From this link (photo of ammo at link, too):
http://www.winchester.com/library/news/Pages/s22lrt-recall.aspx

PRODUCT WARNING AND RECALL NOTICE

WINCHESTER® 22 Long Rifle RIMFIRE AMMUNITION

PRODUCT RECALL OF WINCHESTER 22 LONG RIFLE RIMFIRE AMMUNITION 
1/28/2014

Olin Corporation, through its Winchester Division, is recalling two (2) lots of M*22™ 22 Long Rifle 40 Grain Black Copper Plated Round Nose rimfire ammunition.
Symbol Number: S22LRT
Lot Numbers: GD42L and GD52L

Winchester has determined the above lots of 22 Long Rifle rimfire ammunition may contain double powder charges. Ammunition with double powder charges may subject the shooter or bystanders to a risk of serious personal injury and/or death, or cause firearm damage, rendering the firearm inoperable.

*DO NOT USE WINCHESTER® M*22™ 22 Long Rifle RIMFIRE AMMUNITION WITH LOT NUMBERS GD42L or GD52L.* The ammunition Lot Number is imprinted (stamped without ink) on the left tuck flap of the 500-round carton as indicated here. The 1000-round intermediate carton does not have a Lot Number.

To determine if your ammunition is subject to this notice, review the Symbol Number and Lot Number. If it is Symbol Number S22LRT with a Lot Number containing GD42L or GD52L* immediately discontinue use* and contact Winchester toll-free at 866-423-5224 or visit http://www.winchester.com/Product-Service/Pages/Contact-Us.aspx for free UPS pick-up of the recalled ammunition.

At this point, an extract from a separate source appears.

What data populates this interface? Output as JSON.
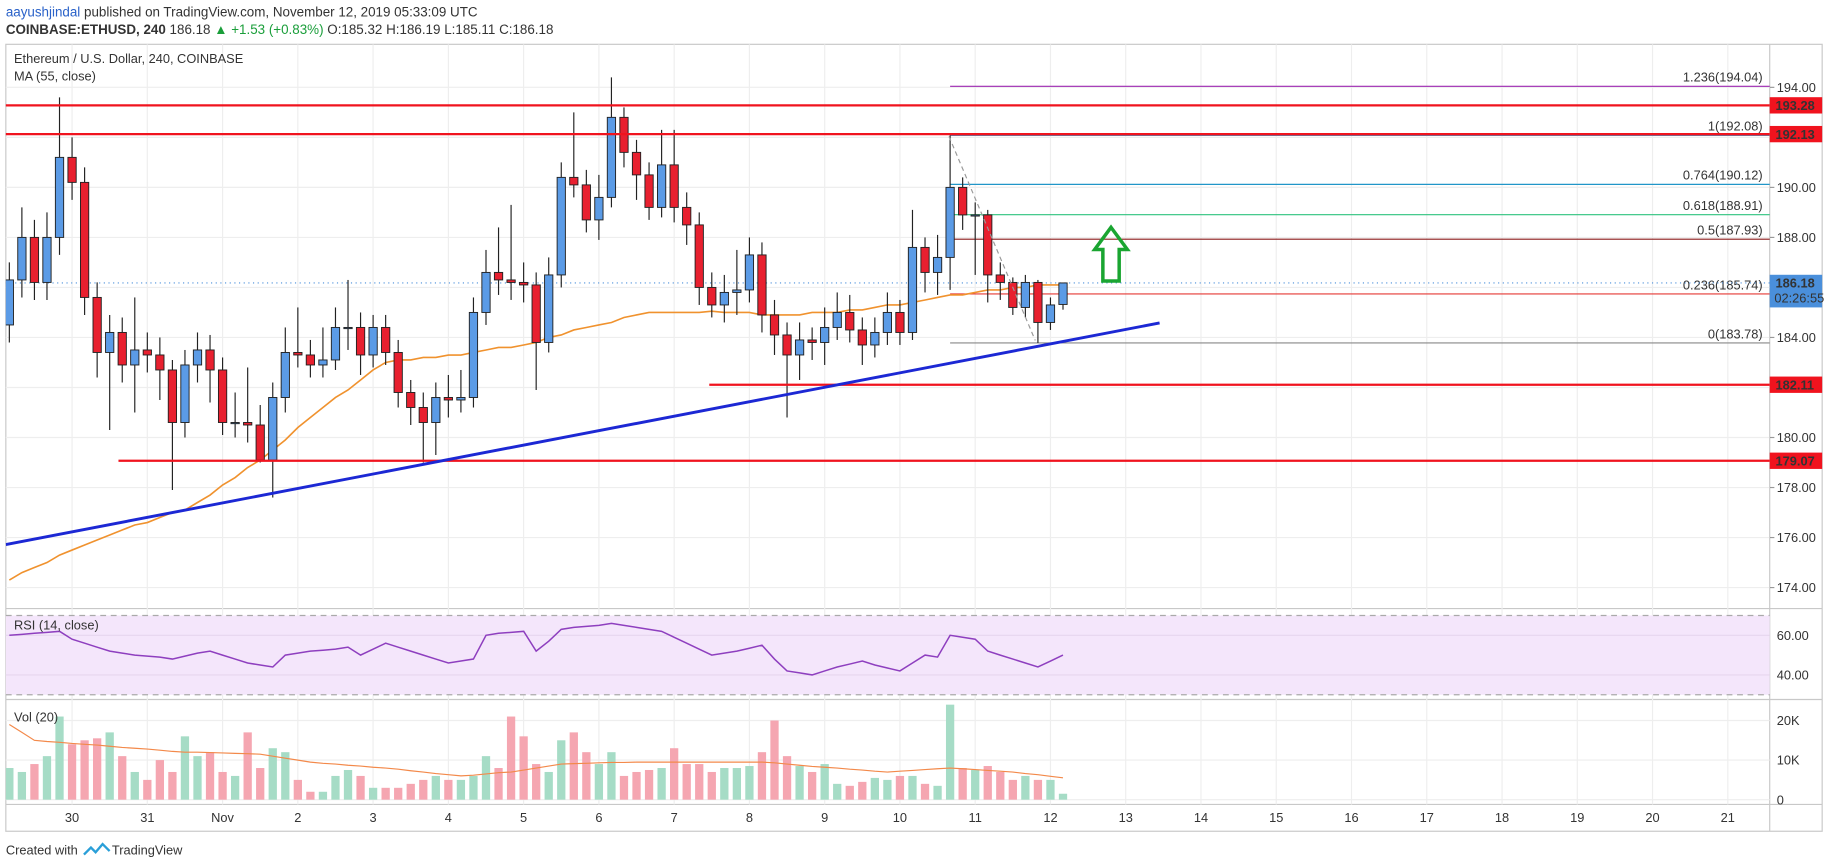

This notice applies only to Symbol Number S22LRT with Lot Numbers GD42L and GD52L. Other Symbol Numbers or Lot Numbers are not subject to this recall.

If you have any questions concerning this 22 Long Rifle rimfire ammunition recall please call toll-free 866-423-5224, write to Winchester (600 Powder Mill Road, East Alton, IL 62024 Attn: S22LRT Recall), or contact Winchester Customer Support online.

We apologize for this inconvenience.
WINCHESTER

January 26, 2014


----------



## DJ Niner (Oct 3, 2006)

I'm going to UnStick this thread now, as Winchester has taken down the page we linked to.


----------